Is vulnerability a bad thing? Perhaps that's too simple a question...

     Hindsight tells me to search for the silver linings.

     Hope tells me life has an amazing, unspeakable reward awaiting us in the relatively          near future.

     Love tells me Limbo will fade without us even realizing we've left it behind.

But for now, with our souls exposed, with our hindsight, hope and love battling uncertainty, exhaustion and doubt, my heart feebly mutters something about knowing we are great parents if only someone got to know us underneath the surface.

The ironic thing about Limbo? While going nowhere, it is nearly impossible not to get lost.

So in my attempt to regain clarity, I turn to this scribbling, stream-of-consciousness outlet once more, and through this exercise, here is what I know:

- Adoption is the beautiful, unbreakable commitment to true love between a child and that child's parents - both the adoptive parents-for-life and the life-giving birth parents.

- This is the momentous, defining path our lives were meant to follow.

- The joy we feel for the future still infinitely outweighs the oppressive, stagnant air we currently breath.

- We all have to face life's curveballs.

- It's OK to be frustrated and feel like we're being left behind at times so long as we remember that what we are doing cannot possibly be valued against the experiences of others following a different path and so long as we check our expectations whenever we can to regain perspective.

- I AM stronger now than I've ever been.
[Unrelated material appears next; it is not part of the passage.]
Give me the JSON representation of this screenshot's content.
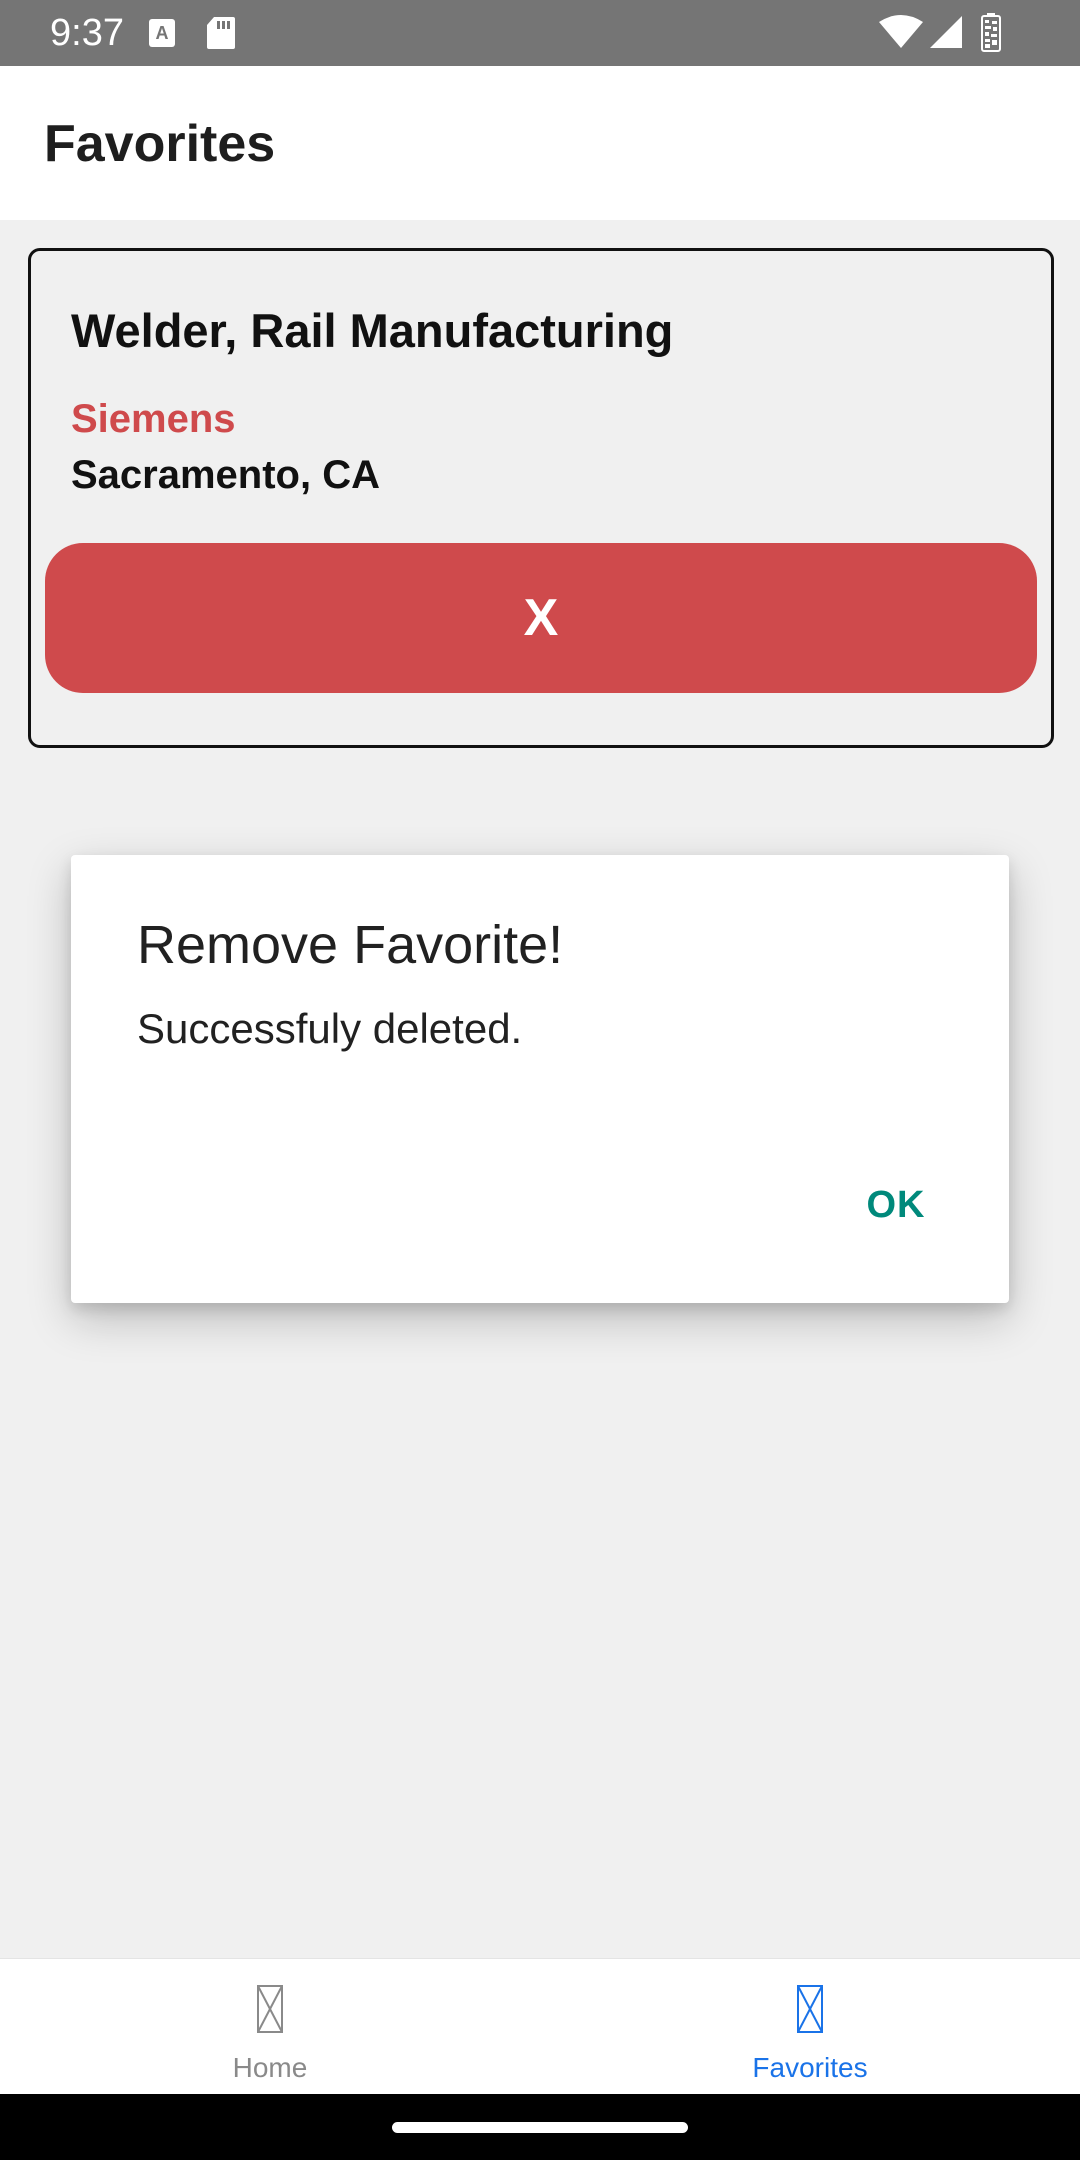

And I am also more vulnerable than I've ever been. And I don't have to change anything about that.

- I am truly fortunate to have a partner as we keep each other company in Limbo and forever thereafter.

- I feel peace when I walk into our nursery.

- I want everyone to feel my excitement and know our story. This is how I know every minute of this journey is worth it:

I drove into work this morning brooding and frustrated, discouraged and disheartened by the past few months. But as I was walking away from my car, a co-worker started walking with me and asked me if I had gone on any fun vacations this summer. You know, idle small talk to fill the awkward air between us from the parking lot to the 2nd floor of City Hall.

So I started to give my stock response to this type of question: "Well, my husband and I are in the process of adopting a baby, so we haven't been taking many vacations lately in order to save our money and our time off." But I only got as far as "adopting a baby," and this co-worker lit up like Clark County from 2 weeks before to 2 weeks after the Fourth of July (we have a "small" problem with personal fireworks in our neighborhoods here).

And so we had a conversation about adoption - both in general and specifically about our experience so far - and she was genuinely interested and excited for me, this person who knew virtually nothing about my personal life and now knows much about the most personal part of my life. And I got that amazing feeling of affirmation I have gotten time and again that tells it to me straight up: This is right.

And so I will continue to sit in Limbo, holding my husband's hand, until we are able to take another step down the tunnel. But I will take this moment of stillness also to continue to tell this story of our trying, heart-wrenching, joyful, defining journey to every passer-by. Because it is inextricably essential to who we are and who we will become as a family. And one day, when we have passed through to the daylight again, I will be telling this story to my child. 

And it will be, above all, a love story.